Ethereum price lags Bitcoin and altcoins, but rally to $2.6K possible?
The price of Ether (ETH) fell by 7.3% between October 1 and October 8, erasing the gains made in the previous two weeks. This decline reflects activity in the broader altcoin market, suggesting that the decline was not driven by factors unique to the Ethereum ecosystem. As a result, traders are unsure about Ether's ability to retake the $2,600 level.
Since September 1, Ether has decreased by 2%, the price of the altcoin market has increased by 4.5% in the same period, the sentiment of investors is mixed. This difference may be due in part to the lack of startups of ether exchange-traded funds (ETFs) in the US. These ETFs saw no net inflows as of Oct. 7 and have experienced a combined $548 million in expenses since their launch in July, according to data from Farside Investors.
Ethereum Daps faces strong competition
Adding to investor frustration is growing competition from blockchains that prioritize scalability, such as Solana (SOL), BNB Chain (BNB), Tron (TRX), Avalanche (AVAX), and Sui. Despite being criticized for the risk of centralization, these networks have accumulated a total locked value (TVL) of $19.5 billion, which is equivalent to 43% of Ethereum's $45.6 billion deposit.
In addition, Ethereum's decentralized exchange (DEX) rate has dropped significantly, from 64% in January 2023 to just 22% now, with Solana now leading the way. This trend has cast doubt on Ethereum's market leadership, causing traders to worry about potential downward pressure on Ethereum's price.
While Ether bulls work on layer-2 scaling solutions like Base, Arbitrum, Polygon, and Optimism, it can be argued that Ethereum still holds the lead. Notably, Baez has made significant strides, capturing 14 percent of the market share — up from less than 1 percent seven months ago.
Among the key highlights in the Base network are Aerodrome, which facilitated $2.93 billion in trades last week, and Uniswap, which saw $1.36 billion in trades during the same period. On the Optimism network, the leading decentralized exchange (DEX), Velodrome, recorded $360 million in volume, while Camelot on Arbittrum recorded $554 million in trading volume over the past seven days.
However, layer-2 networks use aggregation techniques and take advantage of data storage optimization (blob space), introduced in June 2023, to significantly reduce base layer charges. Despite the growth of the Ethereum ecosystem, the number of transactions on the underlying network has remained relatively stagnant. , which partly explains the frustration among ether investors.
The slow movement on the Ethereum network has caused some unwanted consequences. When there is less competition for processing power, Ether becomes more expensive, as reduced demand for cap space and lower transaction fees reduce the incentive for validators to secure the network.
Related: Blockchain Activity Soars 70% in Q3 Driven by AI DApps
Blackrock highlights Ether's “at-risk” value proposition
Unexpectedly, the ether's potential turning point may come from a surprising source. On Oct. 3, BlackRock, one of Ether's ETF providers, emphasized that Ether's value proposition is more in line with “at-risk” assets, making it competitive with stocks and venture capital. This contradicts the mainstream narrative of Bitcoin as “digital gold”, as posted by Bruce Florian, a German Bitcoiner and content creator.

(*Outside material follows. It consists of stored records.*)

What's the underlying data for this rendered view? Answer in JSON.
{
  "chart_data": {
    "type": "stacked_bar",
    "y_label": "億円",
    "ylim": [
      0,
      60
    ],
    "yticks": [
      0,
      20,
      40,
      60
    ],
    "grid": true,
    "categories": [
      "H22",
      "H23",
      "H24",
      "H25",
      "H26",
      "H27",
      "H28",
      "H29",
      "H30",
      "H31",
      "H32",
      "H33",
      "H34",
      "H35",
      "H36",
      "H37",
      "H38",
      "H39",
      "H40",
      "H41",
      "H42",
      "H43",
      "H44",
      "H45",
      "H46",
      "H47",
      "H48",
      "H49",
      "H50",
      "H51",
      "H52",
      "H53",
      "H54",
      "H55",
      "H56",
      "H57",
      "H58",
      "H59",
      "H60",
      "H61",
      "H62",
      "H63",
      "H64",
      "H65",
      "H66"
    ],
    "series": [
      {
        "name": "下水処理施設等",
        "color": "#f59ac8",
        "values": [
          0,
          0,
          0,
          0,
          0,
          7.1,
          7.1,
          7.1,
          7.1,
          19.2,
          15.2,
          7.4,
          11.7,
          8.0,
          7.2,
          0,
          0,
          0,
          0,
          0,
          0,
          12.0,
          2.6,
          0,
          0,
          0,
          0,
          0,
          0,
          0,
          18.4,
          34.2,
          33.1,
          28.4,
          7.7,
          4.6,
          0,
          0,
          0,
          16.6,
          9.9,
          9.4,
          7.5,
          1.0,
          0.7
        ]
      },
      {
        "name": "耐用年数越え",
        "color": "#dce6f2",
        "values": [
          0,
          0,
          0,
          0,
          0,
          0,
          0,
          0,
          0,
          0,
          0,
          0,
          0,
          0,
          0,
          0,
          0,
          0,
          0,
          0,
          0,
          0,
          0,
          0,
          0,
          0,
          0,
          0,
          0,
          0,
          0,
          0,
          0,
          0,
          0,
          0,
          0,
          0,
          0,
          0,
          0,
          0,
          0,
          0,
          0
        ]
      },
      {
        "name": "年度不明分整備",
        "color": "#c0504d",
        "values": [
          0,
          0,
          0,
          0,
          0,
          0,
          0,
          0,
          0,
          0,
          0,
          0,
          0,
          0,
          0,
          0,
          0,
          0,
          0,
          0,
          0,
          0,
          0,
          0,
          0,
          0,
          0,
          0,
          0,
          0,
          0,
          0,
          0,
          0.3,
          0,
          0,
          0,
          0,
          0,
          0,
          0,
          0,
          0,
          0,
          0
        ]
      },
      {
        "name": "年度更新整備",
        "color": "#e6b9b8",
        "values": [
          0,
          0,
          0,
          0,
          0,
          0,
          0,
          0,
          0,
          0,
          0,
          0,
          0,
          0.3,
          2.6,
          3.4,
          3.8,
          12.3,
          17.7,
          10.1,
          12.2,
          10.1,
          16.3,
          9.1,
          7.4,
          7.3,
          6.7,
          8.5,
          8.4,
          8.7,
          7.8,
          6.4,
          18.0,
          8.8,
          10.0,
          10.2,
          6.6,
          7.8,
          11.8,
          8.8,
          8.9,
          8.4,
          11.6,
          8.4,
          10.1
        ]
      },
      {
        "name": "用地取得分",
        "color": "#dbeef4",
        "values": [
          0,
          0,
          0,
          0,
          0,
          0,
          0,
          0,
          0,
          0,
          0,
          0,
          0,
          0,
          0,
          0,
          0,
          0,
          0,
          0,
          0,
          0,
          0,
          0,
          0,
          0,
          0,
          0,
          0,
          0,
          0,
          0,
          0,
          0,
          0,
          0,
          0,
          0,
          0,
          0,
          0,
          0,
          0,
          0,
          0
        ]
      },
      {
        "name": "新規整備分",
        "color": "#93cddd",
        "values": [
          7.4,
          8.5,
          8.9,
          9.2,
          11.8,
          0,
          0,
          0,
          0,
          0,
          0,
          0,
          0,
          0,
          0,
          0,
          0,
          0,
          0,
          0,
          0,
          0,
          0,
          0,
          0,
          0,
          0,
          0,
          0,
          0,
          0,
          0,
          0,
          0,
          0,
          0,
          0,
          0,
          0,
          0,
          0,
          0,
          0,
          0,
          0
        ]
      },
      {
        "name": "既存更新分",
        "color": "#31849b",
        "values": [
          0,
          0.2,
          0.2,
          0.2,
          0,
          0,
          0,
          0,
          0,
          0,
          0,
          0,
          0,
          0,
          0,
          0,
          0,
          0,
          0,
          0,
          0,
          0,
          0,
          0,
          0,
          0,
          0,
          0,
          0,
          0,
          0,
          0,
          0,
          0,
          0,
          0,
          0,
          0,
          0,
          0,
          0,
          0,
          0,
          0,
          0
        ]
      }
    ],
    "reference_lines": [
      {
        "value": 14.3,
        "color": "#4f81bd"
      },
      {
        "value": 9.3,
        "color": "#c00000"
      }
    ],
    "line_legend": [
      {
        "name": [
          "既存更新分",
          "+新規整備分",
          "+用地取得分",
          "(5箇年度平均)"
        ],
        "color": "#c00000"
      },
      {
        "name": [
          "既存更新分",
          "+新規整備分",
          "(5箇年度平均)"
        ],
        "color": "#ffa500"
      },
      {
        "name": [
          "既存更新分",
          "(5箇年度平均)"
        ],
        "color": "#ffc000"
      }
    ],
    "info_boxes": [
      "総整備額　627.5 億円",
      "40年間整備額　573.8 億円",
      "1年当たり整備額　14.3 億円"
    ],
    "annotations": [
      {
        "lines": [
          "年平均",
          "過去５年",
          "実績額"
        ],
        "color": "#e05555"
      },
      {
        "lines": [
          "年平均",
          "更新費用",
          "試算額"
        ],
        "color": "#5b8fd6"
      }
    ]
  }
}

Complicating the outlook, S&P Global Vice Chairman Daniel Yargin told CNBC that the global economy is entering a “dangerous period” as tensions in the Middle East escalate and oil demand from China declines. Even as the National Development and Reform Commission released details of its proposed economic stimulus plan, more worrying was the fact that mainland China's CSI 300 stock market index closed down 9 percent on October 8.
With investors' risk appetite waning and Ethereum facing stiff competition, the chances of Ether regaining the $2,600 level are slim, at least in the short term.
This article is not intended for general information purposes and should not be construed as legal or investment advice. The views, ideas and opinions expressed herein are solely those of the author and do not necessarily represent the views and opinions of Cointelegraph.